Again, issue #309 has some great examples of where the color can fade out pretty badly. I’ll show examples there.
But, pragmatically speaking, there likely will never be a perfect reprinting of these issues. The only way to solve the issue is to buy the original comics, and that might be more than you’re willing to spend. I don’t blame you.
You lose a little fidelity with the Omnibus, but you get the whole package together in one book. Everything in life is a trade-off, and this is no different.
Let’s just be glad it’s still so easy to get a complete collection of Todd McFarlane’s “The Amazing Spider-Man” work. (I have a guide on how to collect it digitally, too, but it’s a little trickier.)
Evens and Odds
The one thing that shouldn’t bother me, but does, is the pagination. It’s something you probably wouldn’t ever think about until you crack open this book and see it start happening.
Each issue reprints the cover at full size and then all of the pages after that. Each issue is 22 pages. That means that, basically, alternate issues will start on the left-hand side of a spread. The page turns are ruined for the rest of that issue. If McFarlane constructed something so that it would be a surprise when you turned the right page over, now that’s on the left page of every other issue and the big surprise is on the facing page.
Or, to put it more simply, the first page of alternating issues is on the left side instead of the right. It’s as if they published the first page on the inside front cover for all the even-numbered issues.
It’s not completely consistent like that. Occasional issues are one page longer or shorter, and so the pagination rights itself again. But it happens often enough that I felt it.
In some collections, they’ll force a blank page or put something extra in somewhere to accomodate double page spreads in this fashion. Those have to start on the left page. However, Todd McFarlane didn’t use any double-page spreads in his 28 issues here, so that was never needed. I don’t think he used any in the adjectiveless “Spider-Man” series, either. It’s not his thing.
There’s not really a good answer for it, besides publishing a pin-up or the letters column where they’d need it to help push the next issue to the right side of the spread. Thankfully, it’s only a very minor concern in practicality. But it is a change from the original storytelling. If you remember reading any of the original issues, it might feel weird at first. Your memory isn’t playing tricks on you.
The Cover’s Colors
I’m not entirely a purist when it comes to my comics reprintings. When it comes to a cover, I’m all for a more modern sensibility being applied to an older image to help it stand out.
Having said all that, I have a problem with this cover. It’s not a deal-breaker and it’s almost barely noticeable, but it does annoy me.
The coloring on Spider-Man’s costume makes it look like he’s wearing a puffy costume. The web lines look like stitches and the costume is quilted. Each section is getting its own highlight from a light source high above.
I remember this was a thing during the J. Michael Straczynski/John Romita Jr. run on “Amazing Spider-Man” back in the 2000s. It didn’t bother me there so much. That was just the style for that run. That was how Romita Jr.’s art was done in the first place. It looks weird being applied to Todd McFarlane’s art today.

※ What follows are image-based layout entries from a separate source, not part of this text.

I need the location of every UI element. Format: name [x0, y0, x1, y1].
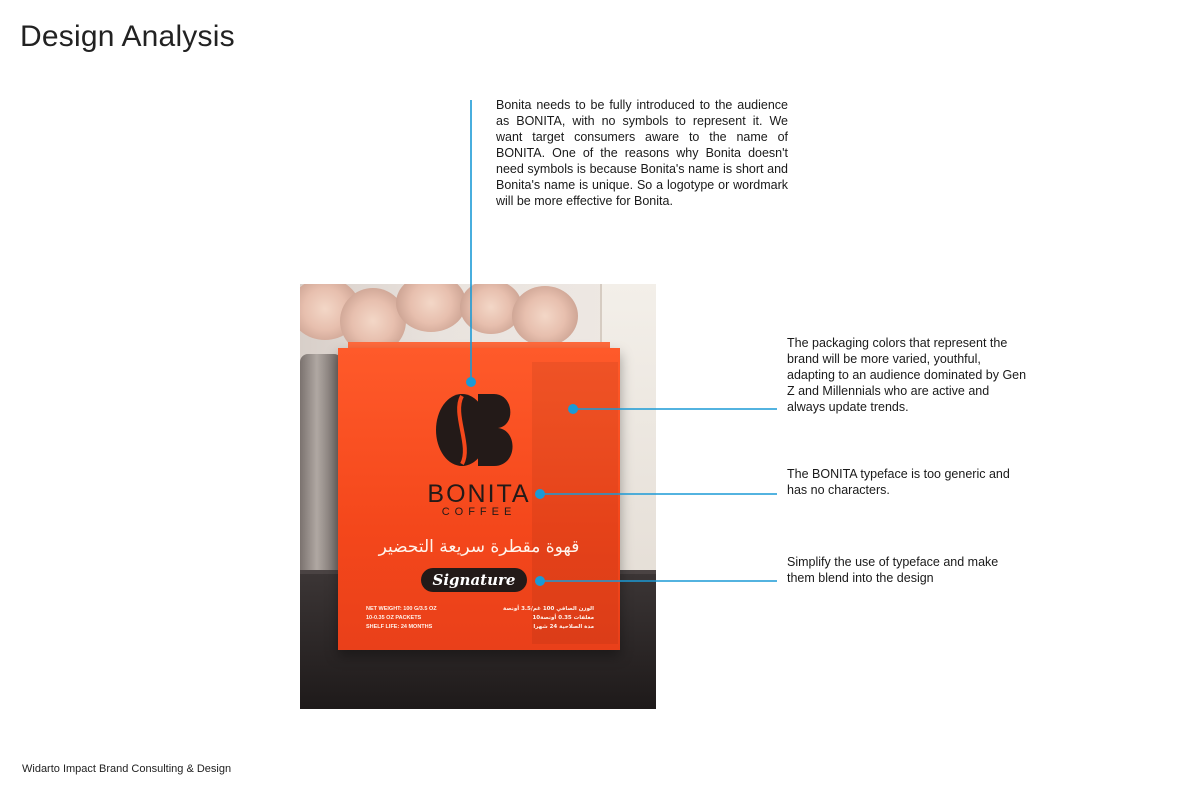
arabic-product-name: قهوة مقطرة سريعة التحضير: [378, 537, 580, 557]
shelf-life-text: SHELF LIFE: 24 MONTHS: [366, 624, 433, 630]
net-weight-arabic-text: الوزن الصافي 100 غم/3.5 أونصة: [503, 606, 594, 612]
package-info-arabic: [484, 605, 594, 632]
packets-text: 10-0.35 OZ PACKETS: [366, 615, 422, 621]
net-weight-text: NET WEIGHT: 100 G/3.5 OZ: [366, 606, 437, 612]
package-info-english: [366, 605, 476, 632]
brand-wordmark: BONITA: [427, 480, 531, 508]
rose-flower: [512, 286, 578, 346]
glass-vase: [300, 354, 342, 604]
annotation-logotype: Bonita needs to be fully introduced to the audience as BONITA, with no symbols to represent it. We want target consumers aware to the name of BONITA. One of the reasons why Bonita doesn't need symbols is because Bonita's name is short and Bonita's name is unique. So a logotype or wordmark will be more effective for Bonita.: [496, 98, 788, 208]
annotation-packaging-colors: The packaging colors that represent the brand will be more varied, youthful, adapting to an audience dominated by Gen Z and Millennials who are active and always update trends.: [787, 336, 1027, 414]
annotation-typeface: The BONITA typeface is too generic and has no characters.: [787, 467, 1010, 497]
annotation-simplify-typeface: Simplify the use of typeface and make them blend into the design: [787, 555, 999, 585]
page-title: Design Analysis: [20, 20, 235, 53]
bean-b-logo-icon: [432, 390, 520, 470]
signature-badge: Signature: [421, 568, 527, 592]
shelf-life-arabic-text: مدة الصلاحية 24 شهرا: [533, 624, 594, 630]
packets-arabic-text: 10مغلفات 0.35 أونصة: [532, 615, 594, 621]
brand-subtitle: COFFEE: [441, 506, 517, 518]
footer-credit: Widarto Impact Brand Consulting & Design: [22, 763, 232, 775]
product-photo: [300, 284, 656, 709]
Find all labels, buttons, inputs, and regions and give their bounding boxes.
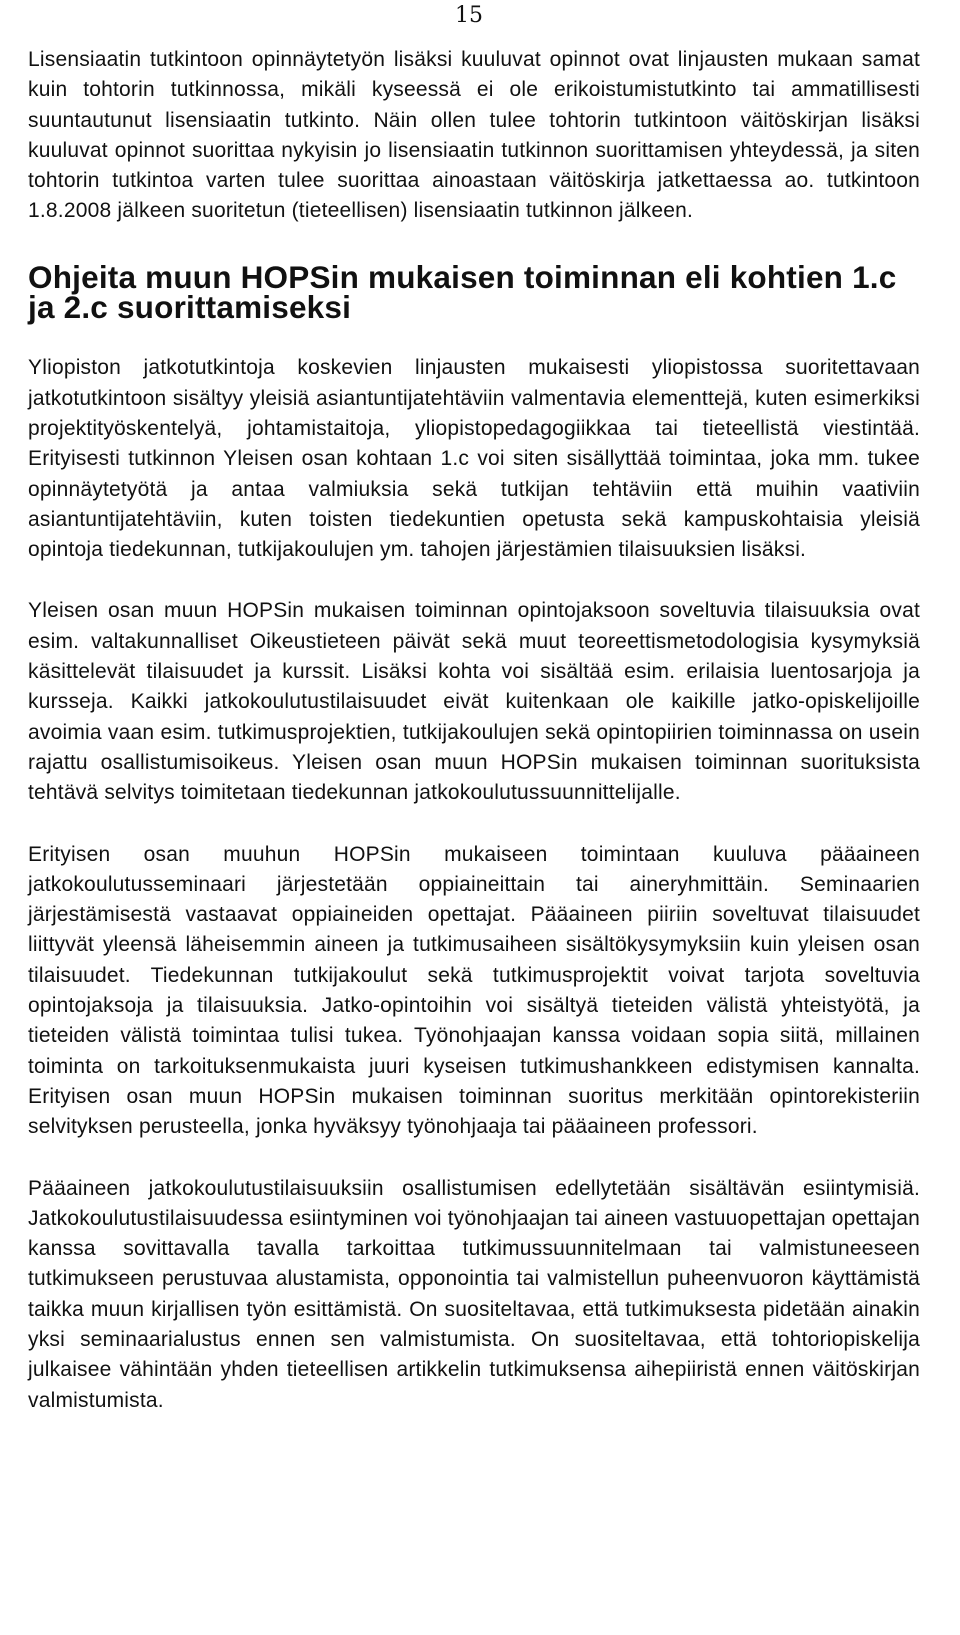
section-heading: Ohjeita muun HOPSin mukaisen toiminnan eli kohtien 1.c ja 2.c suorittamiseksi — [28, 258, 897, 326]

Yes, it’s as good a reproduction of this work as we’re ever likely to get. The binding is amazing and has held up over a few rereads. The paper quality is great. All of the covers and short stories in the back are nice bonuses. If you want print editions of these issues, the best way to get them is either through this Omnibus or by buying the original issues. (There are trade paperback collections, but they don’t open as flat as this book does.)
A new printing of the Omnibus debuted in August 2021. The cover price is $99.99.